Эта несколько романическая, но нисколько не противоречившая тогдашнему моему характеру выходка произвела действие, какое я ожидал.

Параша взглянула и вскрикнула от удивления и радости. Потом она вся покраснела и потупила глаза, вероятно вспомнив простодушную откровенность, с которой говорила со мной о таинственном своем благодетеле.

Глава V
Почтеннейший

Бенефис актера, отличавшегося необыкновенной любезностию, приближался: оставалось только две недели до того великого дня, в который должен был предстать на суд образованной публики первый опыт моего драматического гения. Актер каждый день навещал меня и, кроме того, присылал по нескольку записок: «Скоро ля, душенька? Ты меня срежешь, только на тебя и надеюсь!»; «Вот уж только десять дней до бенефиса, а пиеса еще не готова: этак, брат, артисты не делают! Вспомни, ты дал честное слово!»; «Ты говоришь, осталась одна только сцена; присядь, братец, — наваляй, долго ли тебе!»; «Душенька, ради бога! Завтра в цензуру!» — и тому подобное. Хотя я неоднократно хвастал, что «написать водевиль для меня ничего не значит», однако ж я еще вовсе не имел того навыка, при помощи которого опытные драматические писатели творят водевили, комедии и даже патриотические драмы с точно такою же быстротою, как искусные кухарки пекут блины. Потому дело подвигалось вперед очень медленно. Наконец актер вышел из терпения. «Ты дал мне честное слово, — говорил актер с настойчивостию, по обыкновению всех актеров, которые в таких случаях опираются очень твердо на честное слово, — а теперь на попятный двор. Ты поставишь меня в дураки перед публикой; лучше бы сказал прямо, что не хочешь. Я бы знал, что делать! Я объявил, что у меня будут в бенефис „Закулисные журнальные тайны“, и будут! Ты не напишешь — напишет другой. Я сейчас побегу к Межевичу, к Строеву, к Булгарину, расскажу им сюжет — тот сцену, другой сцену, третий — и пиеса в два дни будет готова. Они люди благородные; любят меня не на одних словах!.. Только уж, брат, не пеняй: что они напишут, то и будет; я ничего не вымараю!» Актер ушел, хлопнув дверью. Угроза его меня напугала: люди, к которым он хотел обратиться, действительно были способны исполнить его просьбу, и так как они были мои враги, то и не было никакого сомнения, что одна из жалких и смешных ролей, которые я назначал им, придется на мою долю.

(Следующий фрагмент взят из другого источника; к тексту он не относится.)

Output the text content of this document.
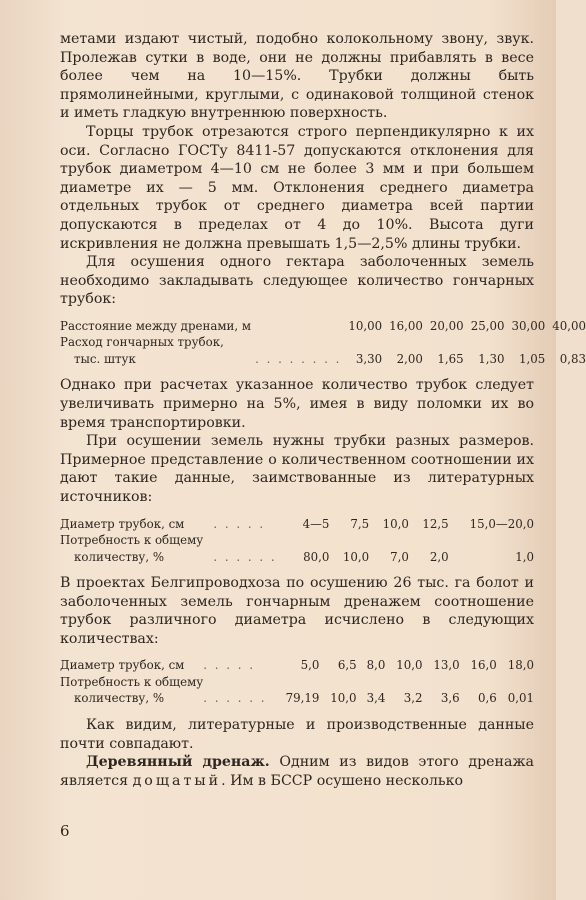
метами издают чистый, подобно колокольному звону, звук. Пролежав сутки в воде, они не должны прибавлять в весе более чем на 10—15%. Трубки должны быть прямолинейными, круглыми, с одинаковой толщиной стенок и иметь гладкую внутреннюю поверхность.

Торцы трубок отрезаются строго перпендикулярно к их оси. Согласно ГОСТу 8411-57 допускаются отклонения для трубок диаметром 4—10 см не более 3 мм и при большем диаметре их — 5 мм. Отклонения среднего диаметра отдельных трубок от среднего диаметра всей партии допускаются в пределах от 4 до 10%. Высота дуги искривления не должна превышать 1,5—2,5% длины трубки.

Для осушения одного гектара заболоченных земель необходимо закладывать следующее количество гончарных трубок:

Расстояние между дренами, м		10,00	16,00	20,00	25,00	30,00	40,00
Расход гончарных трубок,							
тыс. штук	. . . . . . . .	3,30	2,00	1,65	1,30	1,05	0,83

Однако при расчетах указанное количество трубок следует увеличивать примерно на 5%, имея в виду поломки их во время транспортировки.

При осушении земель нужны трубки разных размеров. Примерное представление о количественном соотношении их дают такие данные, заимствованные из литературных источников:

Диаметр трубок, см	. . . . .	4—5	7,5	10,0	12,5	15,0—20,0
Потребность к общему						
количеству, %	. . . . . .	80,0	10,0	7,0	2,0	1,0

В проектах Белгипроводхоза по осушению 26 тыс. га болот и заболоченных земель гончарным дренажем соотношение трубок различного диаметра исчислено в следующих количествах:

Диаметр трубок, см	. . . . .	5,0	6,5	8,0	10,0	13,0	16,0	18,0
Потребность к общему								
количеству, %	. . . . . .	79,19	10,0	3,4	3,2	3,6	0,6	0,01

Как видим, литературные и производственные данные почти совпадают.

Деревянный дренаж. Одним из видов этого дренажа является дощатый. Им в БССР осушено несколько

6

Попеняв на себя за то, что имел неосторожность выболтать преждевременно сюжет, придуманный для водевиля, я увидел, что мне более ничего не оставалось делать, как покориться обстоятельствам. Я послал к актеру первую картину, которая уже была готова давно, и уверял его честью, что вторая поспеет на другой день… Актер тотчас же прибежал ко мне и бросился меня целовать; любезность его, которою он вообще отличался, на сей раз не имела границ.